New Workunits in the evening (UTC) of February 28th
February 27, 2009
New Workunits: the calculation of similarities and features of approx. 200.000 new sequences, that were imported from protein databases into SIMAP in February, will start in the evening (UTC) of February 28th.

#14 Post by **rebirther** » 30.05.2009, 06:38

New Workunits in the evening (UTC) of June 01
May 30, 2009
New Workunits: the calculation of similarities and features of approx. 650.000 new sequences, that were imported from protein databases into SIMAP in May, will start in the evening (UTC) of June 1st.

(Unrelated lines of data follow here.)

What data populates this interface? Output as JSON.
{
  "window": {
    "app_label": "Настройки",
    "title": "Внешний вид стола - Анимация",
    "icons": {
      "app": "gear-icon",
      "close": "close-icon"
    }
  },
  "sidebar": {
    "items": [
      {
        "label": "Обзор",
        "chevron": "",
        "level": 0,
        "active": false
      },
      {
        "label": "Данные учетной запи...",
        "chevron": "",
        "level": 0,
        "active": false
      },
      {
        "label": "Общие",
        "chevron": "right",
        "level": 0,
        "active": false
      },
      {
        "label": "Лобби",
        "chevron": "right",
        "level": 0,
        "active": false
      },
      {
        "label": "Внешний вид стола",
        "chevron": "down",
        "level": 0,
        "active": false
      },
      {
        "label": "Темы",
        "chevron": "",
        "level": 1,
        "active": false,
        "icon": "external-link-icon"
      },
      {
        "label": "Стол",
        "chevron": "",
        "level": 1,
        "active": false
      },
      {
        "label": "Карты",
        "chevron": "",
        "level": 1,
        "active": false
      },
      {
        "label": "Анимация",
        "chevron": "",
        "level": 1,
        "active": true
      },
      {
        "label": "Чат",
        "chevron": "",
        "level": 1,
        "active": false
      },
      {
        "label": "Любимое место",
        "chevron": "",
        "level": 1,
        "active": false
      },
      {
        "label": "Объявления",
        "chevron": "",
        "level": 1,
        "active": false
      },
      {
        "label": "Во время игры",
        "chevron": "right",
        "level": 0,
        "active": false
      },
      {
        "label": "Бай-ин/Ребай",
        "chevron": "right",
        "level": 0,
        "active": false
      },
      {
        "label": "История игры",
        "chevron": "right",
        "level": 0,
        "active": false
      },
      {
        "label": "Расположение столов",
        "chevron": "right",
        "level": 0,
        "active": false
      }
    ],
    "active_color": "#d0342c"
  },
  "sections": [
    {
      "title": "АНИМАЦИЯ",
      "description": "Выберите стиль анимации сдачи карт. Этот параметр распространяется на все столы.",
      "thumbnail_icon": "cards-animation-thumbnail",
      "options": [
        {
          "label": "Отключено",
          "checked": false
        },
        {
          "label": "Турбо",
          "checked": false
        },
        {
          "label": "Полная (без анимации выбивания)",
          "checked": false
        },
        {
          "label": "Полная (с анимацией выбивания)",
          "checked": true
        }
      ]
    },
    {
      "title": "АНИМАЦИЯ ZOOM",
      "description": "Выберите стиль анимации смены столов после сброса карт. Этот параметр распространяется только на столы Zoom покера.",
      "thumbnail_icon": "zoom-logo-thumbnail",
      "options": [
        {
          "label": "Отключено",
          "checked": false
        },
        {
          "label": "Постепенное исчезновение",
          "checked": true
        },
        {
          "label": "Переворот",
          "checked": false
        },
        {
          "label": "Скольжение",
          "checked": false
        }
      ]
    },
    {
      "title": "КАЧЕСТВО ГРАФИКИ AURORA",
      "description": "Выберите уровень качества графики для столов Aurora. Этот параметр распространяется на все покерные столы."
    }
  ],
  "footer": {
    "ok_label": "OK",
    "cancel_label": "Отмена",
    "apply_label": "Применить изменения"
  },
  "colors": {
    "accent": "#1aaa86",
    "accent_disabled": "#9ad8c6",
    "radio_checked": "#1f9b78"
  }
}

#15 Post by **rebirther** » 26.08.2009, 12:27

August 24, 2009
New Workunits: Approx. 200.000 new workunits are that calculate the similarities of domain superfamilies. This dataset has been prepared in co-operation with the Gene3D team and initiates a novel aspect of SIMAP. If the test using the current approx. 200.000 workunits will be successful, we will maintain this dataset as part of SIMAP. It will be used to construct new versions of the Gene3D database.

#16 Post by **rebirther** » 30.09.2009, 15:32

New Workunits in the evening (UTC) of September 30
September 30, 2009
New Workunits: the calculation of similarities and features of approx. 430.000 new sequences, that were imported from protein databases into SIMAP until the end of September, will start in the evening (UTC) of September 30. We will also calculate a batch of new environmental sequences.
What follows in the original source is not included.